Re: high throughput storage server?

Stan Hoeppner <stan@xxxxxxxxxxxxxxxxx> · Mon, 21 Mar 2011 09:18:57 -0500

Keld Jørn Simonsen put forth on 3/20/2011 9:44 PM:

> Are you then building the system yourself, and running Linux MD RAID?

No.  These specifications meet the needs of Matt Garman's analysis
cluster, and extend that performance from 6GB/s to 10GB/s.  Christoph's
comments about 10GB/s throughput with XFS on large CPU count Altix 4000
series machines from a few years ago prompted me to specify a single
chassis multicore AMD Opteron based system that can achieve the same
throughput at substantially lower cost.

> Anyway, with 384 spindles and only 50 users, each user will have in
> average 7 spindles for himself.
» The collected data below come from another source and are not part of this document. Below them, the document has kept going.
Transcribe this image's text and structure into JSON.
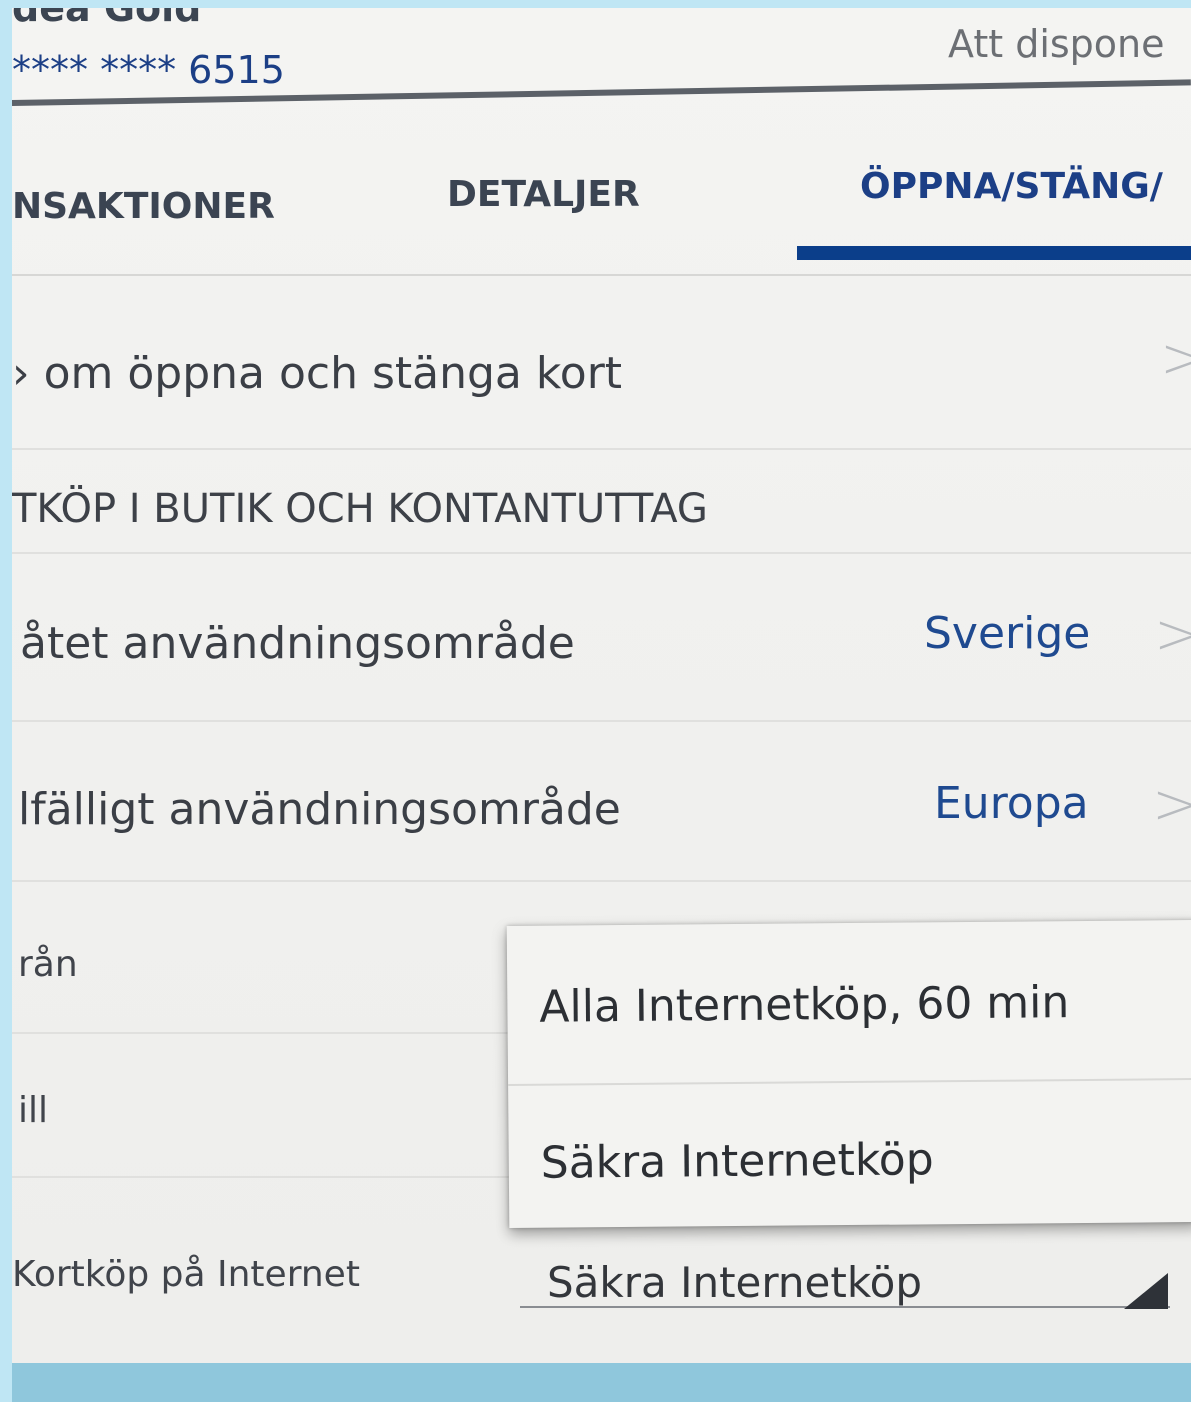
{
  "header": {
    "title": "dea Gold",
    "card_number": "**** **** 6515",
    "available_label": "Att dispone"
  },
  "tabs": [
    {
      "label": "NSAKTIONER",
      "active": false
    },
    {
      "label": "DETALJER",
      "active": false
    },
    {
      "label": "ÖPPNA/STÄNG/",
      "active": true
    }
  ],
  "rows": {
    "info_link": "om öppna och stänga kort",
    "section_heading": "TKÖP I BUTIK OCH KONTANTUTTAG",
    "allowed_area_label": "åtet användningsområde",
    "allowed_area_value": "Sverige",
    "temporary_area_label": "lfälligt användningsområde",
    "temporary_area_value": "Europa",
    "from_label": "rån",
    "to_label": "ill",
    "internet_label": "Kortköp på Internet",
    "internet_value": "Säkra Internetköp"
  },
  "dropdown": {
    "options": [
      "Alla Internetköp, 60 min",
      "Säkra Internetköp"
    ]
  },
  "icons": {
    "chevron": "chevron-right-icon",
    "select_arrow": "dropdown-triangle-icon"
  },
  "colors": {
    "accent": "#0b3e8a",
    "value_blue": "#1f4a90",
    "frame": "#bfe6f4"
  }
}
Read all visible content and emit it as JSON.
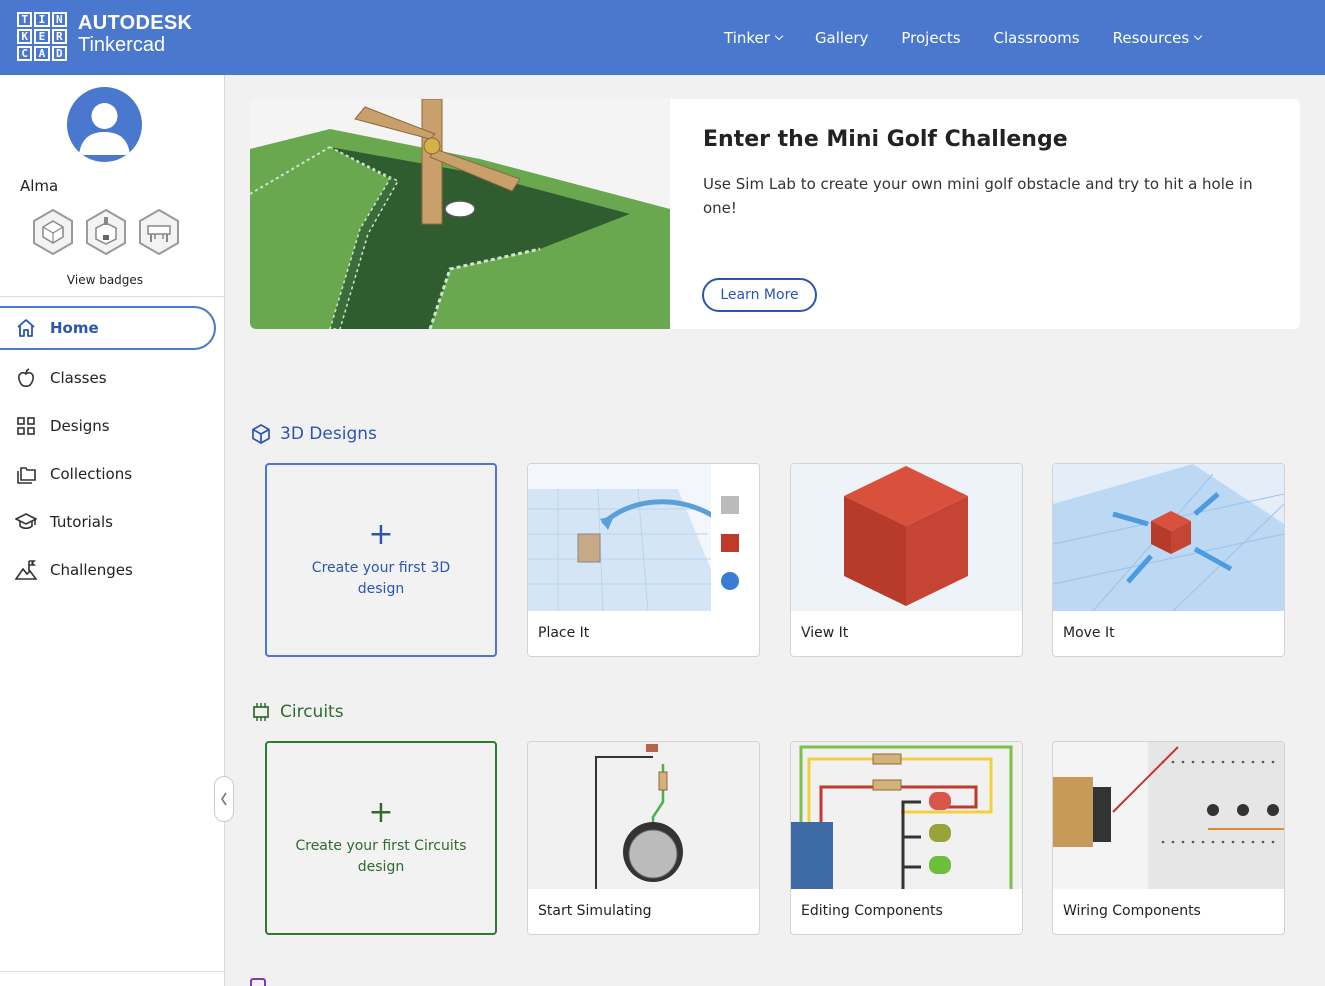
{
  "header": {
    "logo_letters": [
      "T",
      "I",
      "N",
      "K",
      "E",
      "R",
      "C",
      "A",
      "D"
    ],
    "brand_top": "AUTODESK",
    "brand_sub": "Tinkercad",
    "nav": [
      {
        "label": "Tinker",
        "dropdown": true
      },
      {
        "label": "Gallery",
        "dropdown": false
      },
      {
        "label": "Projects",
        "dropdown": false
      },
      {
        "label": "Classrooms",
        "dropdown": false
      },
      {
        "label": "Resources",
        "dropdown": true
      }
    ],
    "color": "#4a78cf"
  },
  "sidebar": {
    "username": "Alma",
    "view_badges": "View badges",
    "items": [
      {
        "label": "Home",
        "icon": "home-icon",
        "active": true
      },
      {
        "label": "Classes",
        "icon": "apple-icon"
      },
      {
        "label": "Designs",
        "icon": "grid-icon"
      },
      {
        "label": "Collections",
        "icon": "folders-icon"
      },
      {
        "label": "Tutorials",
        "icon": "graduation-cap-icon"
      },
      {
        "label": "Challenges",
        "icon": "mountain-flag-icon"
      }
    ]
  },
  "hero": {
    "title": "Enter the Mini Golf Challenge",
    "description": "Use Sim Lab to create your own mini golf obstacle and try to hit a hole in one!",
    "button": "Learn More"
  },
  "designs": {
    "title": "3D Designs",
    "create": "Create your first 3D design",
    "cards": [
      "Place It",
      "View It",
      "Move It"
    ],
    "color": "#2a55b0"
  },
  "circuits": {
    "title": "Circuits",
    "create": "Create your first Circuits design",
    "cards": [
      "Start Simulating",
      "Editing Components",
      "Wiring Components"
    ],
    "color": "#2f6a2f"
  }
}
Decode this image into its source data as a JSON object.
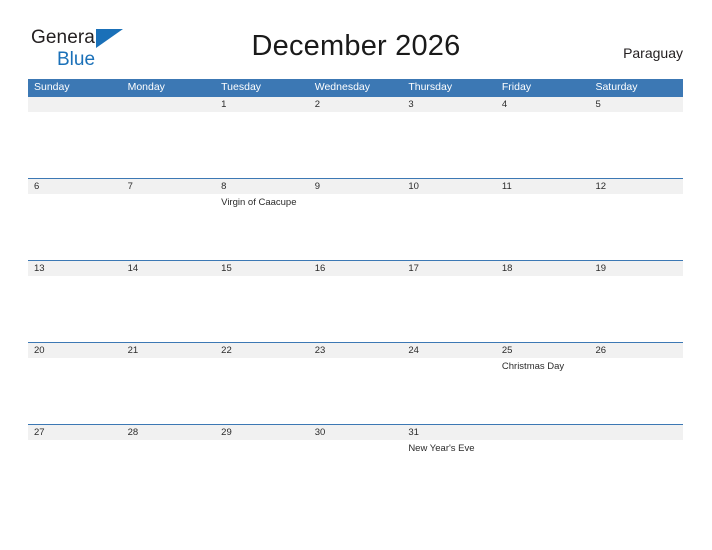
{
  "brand": {
    "word1": "General",
    "word2": "Blue",
    "triangle_color": "#1a70b8",
    "word2_color": "#1a70b8"
  },
  "header": {
    "title": "December 2026",
    "country": "Paraguay"
  },
  "colors": {
    "header_bar": "#3c78b4",
    "date_band": "#f1f1f1",
    "separator": "#3c78b4",
    "text": "#2b2b2b"
  },
  "calendar": {
    "weekdays": [
      "Sunday",
      "Monday",
      "Tuesday",
      "Wednesday",
      "Thursday",
      "Friday",
      "Saturday"
    ],
    "weeks": [
      [
        {
          "date": "",
          "event": ""
        },
        {
          "date": "",
          "event": ""
        },
        {
          "date": "1",
          "event": ""
        },
        {
          "date": "2",
          "event": ""
        },
        {
          "date": "3",
          "event": ""
        },
        {
          "date": "4",
          "event": ""
        },
        {
          "date": "5",
          "event": ""
        }
      ],
      [
        {
          "date": "6",
          "event": ""
        },
        {
          "date": "7",
          "event": ""
        },
        {
          "date": "8",
          "event": "Virgin of Caacupe"
        },
        {
          "date": "9",
          "event": ""
        },
        {
          "date": "10",
          "event": ""
        },
        {
          "date": "11",
          "event": ""
        },
        {
          "date": "12",
          "event": ""
        }
      ],
      [
        {
          "date": "13",
          "event": ""
        },
        {
          "date": "14",
          "event": ""
        },
        {
          "date": "15",
          "event": ""
        },
        {
          "date": "16",
          "event": ""
        },
        {
          "date": "17",
          "event": ""
        },
        {
          "date": "18",
          "event": ""
        },
        {
          "date": "19",
          "event": ""
        }
      ],
      [
        {
          "date": "20",
          "event": ""
        },
        {
          "date": "21",
          "event": ""
        },
        {
          "date": "22",
          "event": ""
        },
        {
          "date": "23",
          "event": ""
        },
        {
          "date": "24",
          "event": ""
        },
        {
          "date": "25",
          "event": "Christmas Day"
        },
        {
          "date": "26",
          "event": ""
        }
      ],
      [
        {
          "date": "27",
          "event": ""
        },
        {
          "date": "28",
          "event": ""
        },
        {
          "date": "29",
          "event": ""
        },
        {
          "date": "30",
          "event": ""
        },
        {
          "date": "31",
          "event": "New Year's Eve"
        },
        {
          "date": "",
          "event": ""
        },
        {
          "date": "",
          "event": ""
        }
      ]
    ]
  }
}
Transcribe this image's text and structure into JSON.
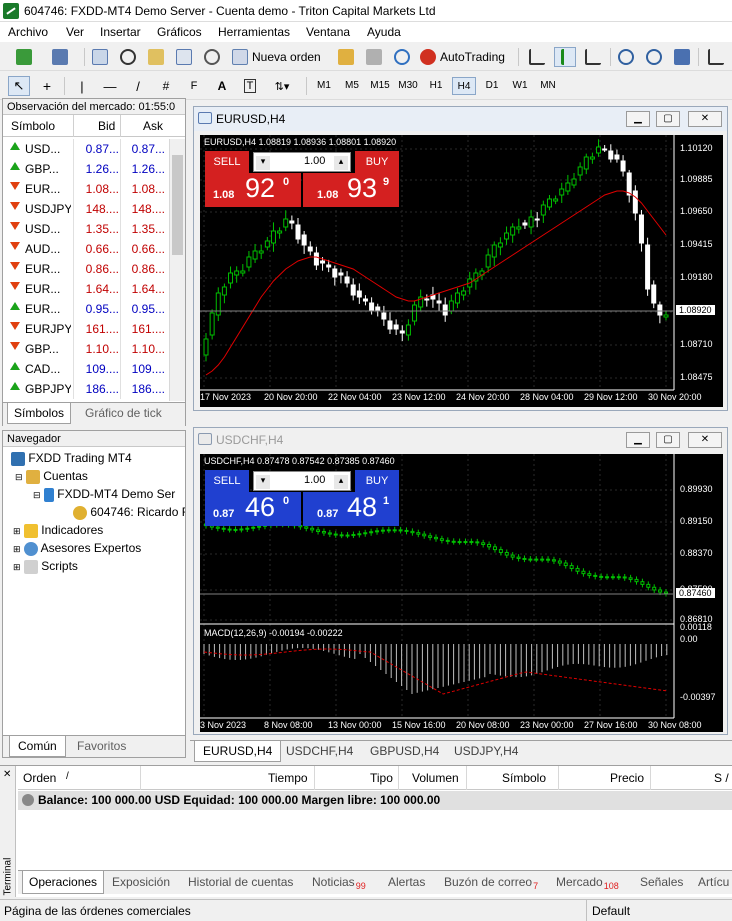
{
  "window": {
    "title": "604746: FXDD-MT4 Demo Server - Cuenta demo - Triton Capital Markets Ltd"
  },
  "menu": [
    "Archivo",
    "Ver",
    "Insertar",
    "Gráficos",
    "Herramientas",
    "Ventana",
    "Ayuda"
  ],
  "toolbar": {
    "new_order": "Nueva orden",
    "autotrading": "AutoTrading"
  },
  "timeframes": [
    "M1",
    "M5",
    "M15",
    "M30",
    "H1",
    "H4",
    "D1",
    "W1",
    "MN"
  ],
  "active_timeframe": "H4",
  "market_watch": {
    "title": "Observación del mercado: 01:55:0",
    "col_symbol": "Símbolo",
    "col_bid": "Bid",
    "col_ask": "Ask",
    "rows": [
      {
        "dir": "up",
        "symbol": "USD...",
        "bid": "0.87...",
        "ask": "0.87...",
        "color": "blue"
      },
      {
        "dir": "up",
        "symbol": "GBP...",
        "bid": "1.26...",
        "ask": "1.26...",
        "color": "blue"
      },
      {
        "dir": "down",
        "symbol": "EUR...",
        "bid": "1.08...",
        "ask": "1.08...",
        "color": "red"
      },
      {
        "dir": "down",
        "symbol": "USDJPY",
        "bid": "148....",
        "ask": "148....",
        "color": "red"
      },
      {
        "dir": "down",
        "symbol": "USD...",
        "bid": "1.35...",
        "ask": "1.35...",
        "color": "red"
      },
      {
        "dir": "down",
        "symbol": "AUD...",
        "bid": "0.66...",
        "ask": "0.66...",
        "color": "red"
      },
      {
        "dir": "down",
        "symbol": "EUR...",
        "bid": "0.86...",
        "ask": "0.86...",
        "color": "red"
      },
      {
        "dir": "down",
        "symbol": "EUR...",
        "bid": "1.64...",
        "ask": "1.64...",
        "color": "red"
      },
      {
        "dir": "up",
        "symbol": "EUR...",
        "bid": "0.95...",
        "ask": "0.95...",
        "color": "blue"
      },
      {
        "dir": "down",
        "symbol": "EURJPY",
        "bid": "161....",
        "ask": "161....",
        "color": "red"
      },
      {
        "dir": "down",
        "symbol": "GBP...",
        "bid": "1.10...",
        "ask": "1.10...",
        "color": "red"
      },
      {
        "dir": "up",
        "symbol": "CAD...",
        "bid": "109....",
        "ask": "109....",
        "color": "blue"
      },
      {
        "dir": "up",
        "symbol": "GBPJPY",
        "bid": "186....",
        "ask": "186....",
        "color": "blue"
      }
    ],
    "tabs": [
      "Símbolos",
      "Gráfico de tick"
    ]
  },
  "navigator": {
    "title": "Navegador",
    "items": [
      "FXDD Trading MT4",
      "Cuentas",
      "FXDD-MT4 Demo Ser",
      "604746: Ricardo F",
      "Indicadores",
      "Asesores Expertos",
      "Scripts"
    ],
    "tabs": [
      "Común",
      "Favoritos"
    ]
  },
  "chart1": {
    "window_title": "EURUSD,H4",
    "header": "EURUSD,H4  1.08819 1.08936 1.08801 1.08920",
    "sell_label": "SELL",
    "buy_label": "BUY",
    "lot": "1.00",
    "sell_price": {
      "prefix": "1.08",
      "big": "92",
      "sup": "0"
    },
    "buy_price": {
      "prefix": "1.08",
      "big": "93",
      "sup": "9"
    },
    "price_labels": [
      "1.10120",
      "1.09885",
      "1.09650",
      "1.09415",
      "1.09180",
      "1.08945",
      "1.08710",
      "1.08475"
    ],
    "current_price": "1.08920",
    "time_labels": [
      "17 Nov 2023",
      "20 Nov 20:00",
      "22 Nov 04:00",
      "23 Nov 12:00",
      "24 Nov 20:00",
      "28 Nov 04:00",
      "29 Nov 12:00",
      "30 Nov 20:00"
    ]
  },
  "chart2": {
    "window_title": "USDCHF,H4",
    "header": "USDCHF,H4  0.87478 0.87542 0.87385 0.87460",
    "sell_label": "SELL",
    "buy_label": "BUY",
    "lot": "1.00",
    "sell_price": {
      "prefix": "0.87",
      "big": "46",
      "sup": "0"
    },
    "buy_price": {
      "prefix": "0.87",
      "big": "48",
      "sup": "1"
    },
    "price_labels": [
      "0.89930",
      "0.89150",
      "0.88370",
      "0.87590",
      "0.86810"
    ],
    "current_price": "0.87460",
    "macd_header": "MACD(12,26,9) -0.00194 -0.00222",
    "macd_labels": [
      "0.00118",
      "0.00",
      "-0.00397"
    ],
    "time_labels": [
      "3 Nov 2023",
      "8 Nov 08:00",
      "13 Nov 00:00",
      "15 Nov 16:00",
      "20 Nov 08:00",
      "23 Nov 00:00",
      "27 Nov 16:00",
      "30 Nov 08:00"
    ]
  },
  "chart_tabs": [
    "EURUSD,H4",
    "USDCHF,H4",
    "GBPUSD,H4",
    "USDJPY,H4"
  ],
  "terminal": {
    "side_label": "Terminal",
    "columns": [
      "Orden",
      "/",
      "Tiempo",
      "Tipo",
      "Volumen",
      "Símbolo",
      "Precio",
      "S /"
    ],
    "balance": "Balance: 100 000.00 USD  Equidad: 100 000.00  Margen libre: 100 000.00",
    "tabs": [
      {
        "label": "Operaciones",
        "badge": ""
      },
      {
        "label": "Exposición",
        "badge": ""
      },
      {
        "label": "Historial de cuentas",
        "badge": ""
      },
      {
        "label": "Noticias",
        "badge": "99"
      },
      {
        "label": "Alertas",
        "badge": ""
      },
      {
        "label": "Buzón de correo",
        "badge": "7"
      },
      {
        "label": "Mercado",
        "badge": "108"
      },
      {
        "label": "Señales",
        "badge": ""
      },
      {
        "label": "Artícu",
        "badge": ""
      }
    ]
  },
  "status": {
    "left": "Página de las órdenes comerciales",
    "profile": "Default"
  },
  "colors": {
    "bull_candle": "#00c000",
    "bear_candle": "#ffffff",
    "ma_line": "#e00000",
    "sell_red": "#d42020",
    "buy_blue": "#2040d0"
  }
}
I think much of the time this would mean 
> no random IO, as most users are doing large sequential reading. 
> Thus on average you can expect quite close to striping speed if you
> are running RAID capable of striping. 

This is not how large scale shared RAID storage works under a
multi-stream workload.  I thought I explained this in sufficient detail.
 Maybe not.

> I am puzzled about the --linear concatenating. I think this may cause
> the disks in the --linear array to be considered as one spindle, and thus
> no concurrent IO will be made. I may be wrong there.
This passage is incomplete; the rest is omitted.